Boivin c. le président de l’Agence des services frontaliers du Canada et al.

  • Référence neutre : 2010 PSST 0006
  • Date de la décision:  2010-06-29

Termes analytique:

Mots-clés :

Loi canadienne sur les droits de la personne; religion; déficience; preuve prima facie; mesures d'accommodement; abus de pouvoir; principe de l’audience publique; protection des renseignements personnels.

Sommaire :

Le plaignant a formulé des allégations d’abus de pouvoir à l’encontre de l’intimé au motif que ce dernier aurait commis deux violations de la Loi canadienne sur les droits de la personne (LCDP). Il a déclaré que l’une des questions d’entrevue violait ses convictions religieuses en raison de la référence à Noël. L’intimé a fait valoir que ladite question visait à évaluer l’esprit d’équipe et de collaboration et que les réponses attendues ne nécessitaient aucune croyance par rapport à la fête de Noël. Selon le plaignant la deuxième violation de la LCDP consistait en une autre question d’entrevue qui n’aurait pas tenu compte de sa déficience visuelle, puisqu’elle comportait une partie écrite et que les mesures d'accommodement prises en l’occurrence n’étaient pas appropriées. L’intimé a soutenu que la question ne désavantageait le plaignant qui n’avait réclamé aucune autre mesure d'accommodement.

Décision :

La LEFP autorise le Tribunal à interpréter la LCDP lorsqu’il s’agit de déterminer s’il y a eu abus de pouvoir. La preuve d’intention n’est pas requise et ce principe s’applique en cas d’évocation de la LCDP. Lorsqu’il s’agit de droits de la personne, une fois la preuve prima facie de discrimination établie par la partie plaignante, il incombe alors à l’intimé de justifier l’apparence de pratique discriminatoire. Le Tribunal a conclu que les croyances religieuses du plaignant étaient authentiques mais que ce dernier n’avait pas établi de preuve prima facie par rapport à la première question. Celle-ci avait un but précis; la référence à Noël était fortuite et ne servait qu’à mettre les candidats en situation de réfléchir à la qualification « esprit d’équipe et de collaboration ». Les convictions personnelles du plaignant ne sauraient expliquer son incapacité à répondre à la question. Par ailleurs, l’intimé a offert au plaignant la possibilité de répondre à la question sans référence à la fête de Noël.
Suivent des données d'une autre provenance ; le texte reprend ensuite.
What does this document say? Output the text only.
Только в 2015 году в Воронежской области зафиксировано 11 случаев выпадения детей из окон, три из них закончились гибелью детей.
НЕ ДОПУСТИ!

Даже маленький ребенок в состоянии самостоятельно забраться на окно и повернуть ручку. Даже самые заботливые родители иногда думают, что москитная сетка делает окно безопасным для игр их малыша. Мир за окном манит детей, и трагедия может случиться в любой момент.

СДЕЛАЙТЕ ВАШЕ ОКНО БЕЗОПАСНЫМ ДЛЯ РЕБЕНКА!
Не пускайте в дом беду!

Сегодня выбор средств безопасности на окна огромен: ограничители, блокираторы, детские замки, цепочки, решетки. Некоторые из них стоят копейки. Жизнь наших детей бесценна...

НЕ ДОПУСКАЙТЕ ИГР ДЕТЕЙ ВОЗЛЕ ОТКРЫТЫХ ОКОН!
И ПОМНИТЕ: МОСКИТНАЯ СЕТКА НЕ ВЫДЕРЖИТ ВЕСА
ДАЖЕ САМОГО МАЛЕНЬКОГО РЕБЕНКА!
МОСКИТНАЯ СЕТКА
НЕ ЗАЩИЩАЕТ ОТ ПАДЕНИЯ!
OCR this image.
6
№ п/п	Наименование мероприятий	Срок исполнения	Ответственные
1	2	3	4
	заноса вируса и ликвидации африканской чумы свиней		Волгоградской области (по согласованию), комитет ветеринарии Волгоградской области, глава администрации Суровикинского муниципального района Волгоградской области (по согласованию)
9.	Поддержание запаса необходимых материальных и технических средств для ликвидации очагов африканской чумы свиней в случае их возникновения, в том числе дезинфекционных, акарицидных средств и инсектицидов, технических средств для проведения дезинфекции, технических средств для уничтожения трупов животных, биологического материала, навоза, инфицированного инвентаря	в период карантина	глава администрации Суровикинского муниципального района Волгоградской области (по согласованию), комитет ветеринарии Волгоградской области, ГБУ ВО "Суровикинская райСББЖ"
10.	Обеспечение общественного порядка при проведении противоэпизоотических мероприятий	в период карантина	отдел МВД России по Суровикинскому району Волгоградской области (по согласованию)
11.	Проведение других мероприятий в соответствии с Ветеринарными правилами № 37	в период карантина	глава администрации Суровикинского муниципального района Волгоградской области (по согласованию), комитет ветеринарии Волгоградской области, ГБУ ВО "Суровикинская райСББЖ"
L’autre question comportait à la fois une partie écrite et une section orale, établissant ainsi la preuve prima facie compte tenu de la déficience visuelle du plaignant. Le Tribunal a établi que le plaignant était responsable de l’échec du processus d'accommodement en l’espèce et que par conséquent il n’y avait pas de violation de la LCDP.

Plainte rejetée.

Autre question :

Une requête a été déposée pour faire supprimer dans la décision toute désignation nominative du plaignant. Honorer une telle demande représenterait une entorse au principe de l’audience publique, lequel exige que les procédures devant les organismes juridictionnels soient transparentes et publiques. Au-delà des considérations liées à la protection des renseignements personnels et compte tenu de son mandat, le Tribunal a établi qu’il n’y avait aucun motif ou élément de preuve justifiant une entorse au principe de l’audience publique.